I've been home from hospital for a couple of days after a section and my family are starting to get pushy about visiting. I feel irrationally angry about it. they're only trying to be nice but I'm knackered, I can't sleep when the bloody baby sleeps (yay insomnia!) and although I'm recovering well the only stable thing in the day now is the fact that baby is either feeding or sleeping.
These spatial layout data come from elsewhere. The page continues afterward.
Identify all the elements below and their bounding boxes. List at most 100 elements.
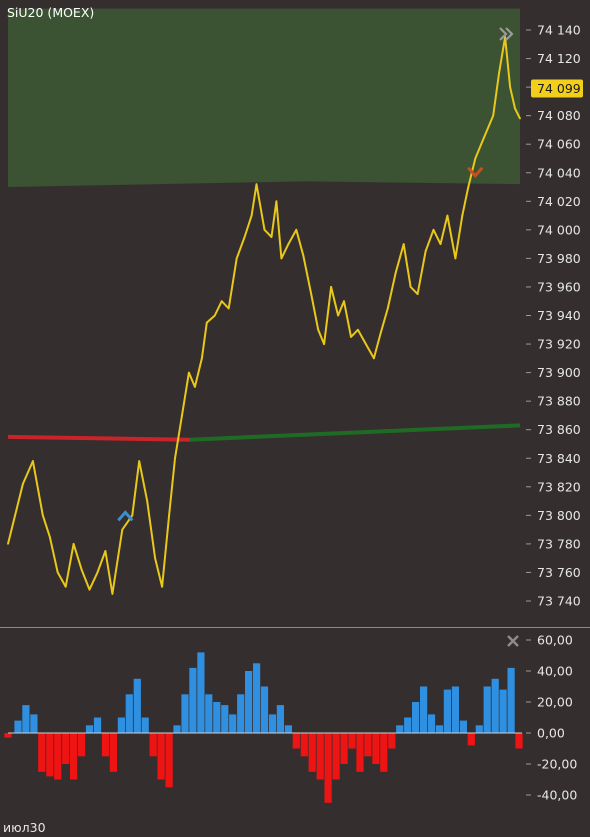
oscillator-bar-negative	[109, 733, 117, 772]
oscillator-bar-positive	[412, 702, 420, 733]
y-tick-label: 73 740	[537, 594, 581, 609]
y-tick-label: 74 060	[537, 137, 581, 152]
price-point	[343, 300, 345, 303]
price-point	[461, 214, 464, 217]
price-point	[250, 214, 253, 217]
oscillator-bar-negative	[54, 733, 62, 780]
chart-canvas[interactable]: SiU20 (MOEX) 73 740 73 760 73 780 73 800 73 …	[0, 0, 590, 837]
price-point	[416, 293, 419, 295]
y-tick-label: 73 840	[537, 451, 581, 466]
price-point	[205, 321, 208, 324]
price-point	[486, 129, 489, 131]
oscillator-bar-negative	[348, 733, 356, 749]
oscillator-bar-negative	[149, 733, 157, 757]
resistance-zone	[8, 8, 520, 188]
oscillator-bar-positive	[396, 725, 404, 734]
oscillator-bar-positive	[404, 717, 412, 733]
price-point	[270, 236, 273, 238]
oscillator-bar-positive	[93, 717, 102, 733]
oscillator-bar-positive	[237, 694, 245, 734]
price-point	[88, 588, 91, 591]
price-point	[80, 568, 83, 571]
oscillator-bar-negative	[165, 733, 173, 788]
y-tick-label: 73 920	[537, 337, 581, 352]
oscillator-bar-positive	[181, 694, 189, 734]
oscillator-bar-positive	[276, 705, 284, 733]
chart-window: SiU20 (MOEX) 73 740 73 760 73 780 73 800 73 …	[0, 0, 590, 837]
oscillator-bar-positive	[507, 667, 515, 733]
y-tick-label: 73 940	[537, 308, 581, 323]
oscillator-bar-positive	[30, 714, 38, 733]
osc-tick-label: 20,00	[537, 695, 573, 710]
oscillator-bar-positive	[197, 652, 205, 733]
oscillator-bar-positive	[260, 686, 269, 733]
price-point	[32, 460, 34, 462]
y-tick-label: 74 120	[537, 51, 581, 66]
y-tick-label: 73 960	[537, 279, 581, 294]
price-point	[138, 460, 141, 462]
oscillator-bar-negative	[316, 733, 324, 780]
price-point	[111, 593, 114, 595]
price-point	[337, 314, 339, 317]
price-point	[365, 343, 367, 345]
y-tick-label: 73 860	[537, 422, 581, 437]
oscillator-bar-positive	[14, 720, 22, 733]
price-point	[514, 107, 516, 110]
oscillator-bar-negative	[340, 733, 348, 764]
oscillator-bar-negative	[364, 733, 372, 757]
oscillator-bar-positive	[189, 667, 197, 733]
oscillator-bar-negative	[157, 733, 165, 780]
y-tick-label: 73 900	[537, 365, 581, 380]
price-point	[454, 257, 457, 260]
price-point	[439, 243, 442, 246]
y-tick-label: 73 880	[537, 394, 581, 409]
oscillator-bar-positive	[451, 686, 459, 733]
oscillator-bar-negative	[101, 733, 110, 757]
price-point	[386, 307, 389, 310]
osc-tick-label: 0,00	[537, 726, 565, 741]
oscillator-bar-negative	[388, 733, 396, 749]
price-point	[498, 71, 500, 74]
y-tick-label: 74 140	[537, 23, 581, 38]
price-point	[174, 457, 176, 460]
oscillator-bar-negative	[332, 733, 340, 780]
price-point	[161, 585, 164, 588]
price-point	[121, 528, 124, 531]
price-point	[213, 314, 216, 317]
current-price-label: 74 099	[537, 81, 581, 96]
oscillator-bar-negative	[78, 733, 86, 757]
oscillator-bar-negative	[46, 733, 54, 777]
oscillator-bar-negative	[308, 733, 316, 772]
osc-tick-label: -20,00	[537, 757, 577, 772]
oscillator-bar-negative	[38, 733, 46, 772]
oscillator-bar-positive	[221, 705, 229, 733]
price-point	[64, 585, 67, 588]
price-point	[480, 143, 483, 146]
oscillator-bar-positive	[491, 678, 499, 734]
y-tick-label: 73 820	[537, 479, 581, 494]
price-point	[227, 307, 230, 310]
price-point	[235, 257, 238, 260]
price-point	[131, 514, 134, 517]
y-tick-label: 73 780	[537, 536, 581, 551]
oscillator-bar-positive	[499, 689, 507, 733]
oscillator-bar-positive	[229, 714, 237, 733]
price-point	[154, 557, 157, 560]
price-point	[188, 371, 190, 374]
oscillator-bar-positive	[205, 694, 213, 734]
oscillator-bar-positive	[141, 717, 149, 733]
oscillator-bar-positive	[133, 678, 141, 734]
y-tick-label: 73 980	[537, 251, 581, 266]
price-point	[432, 228, 435, 231]
price-point	[467, 186, 470, 188]
oscillator-bar-negative	[300, 733, 308, 757]
oscillator-bar-negative	[356, 733, 364, 772]
price-point	[424, 250, 427, 253]
osc-tick-label: 40,00	[537, 664, 573, 679]
y-tick-label: 74 080	[537, 108, 581, 123]
oscillator-bar-negative	[70, 733, 78, 780]
oscillator-bar-negative	[515, 733, 523, 749]
price-point	[509, 86, 511, 88]
price-point	[201, 357, 203, 360]
oscillator-bar-positive	[245, 671, 253, 733]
I have no desire at all to have my family over so they can try and make him wake up 'to see his eyes', insist on passing him around, make crap jokes about why he's crying so much as they do it...
I know I'm being horrible. I'm being horrible to my husband and daughter too. It is probably baby blues time (milk in, and I'm bottle feeding) but I wish I could be nicer to people. My dad wants us to travel 20 miles to his on Sunday for lunch and when DH said no he said 'think about it, a lot can change in a few days'! It's the same as it was when my daughter was born- everyone wants to see her and nobody gives a shit how I might be feeling about everything.
Please tell me that I will be a nicer person in a few days time.... this isn't helped by the fact that another family member has just given birth and has been out and about loads sharing her baby round and people have remarked on how well she's doing and how she's out wearing her high heels days after her section. But I'm not her. I'm older and I don't want to wear high heels and go out to people's houses. I want to stay in my own house and have people leave me alone.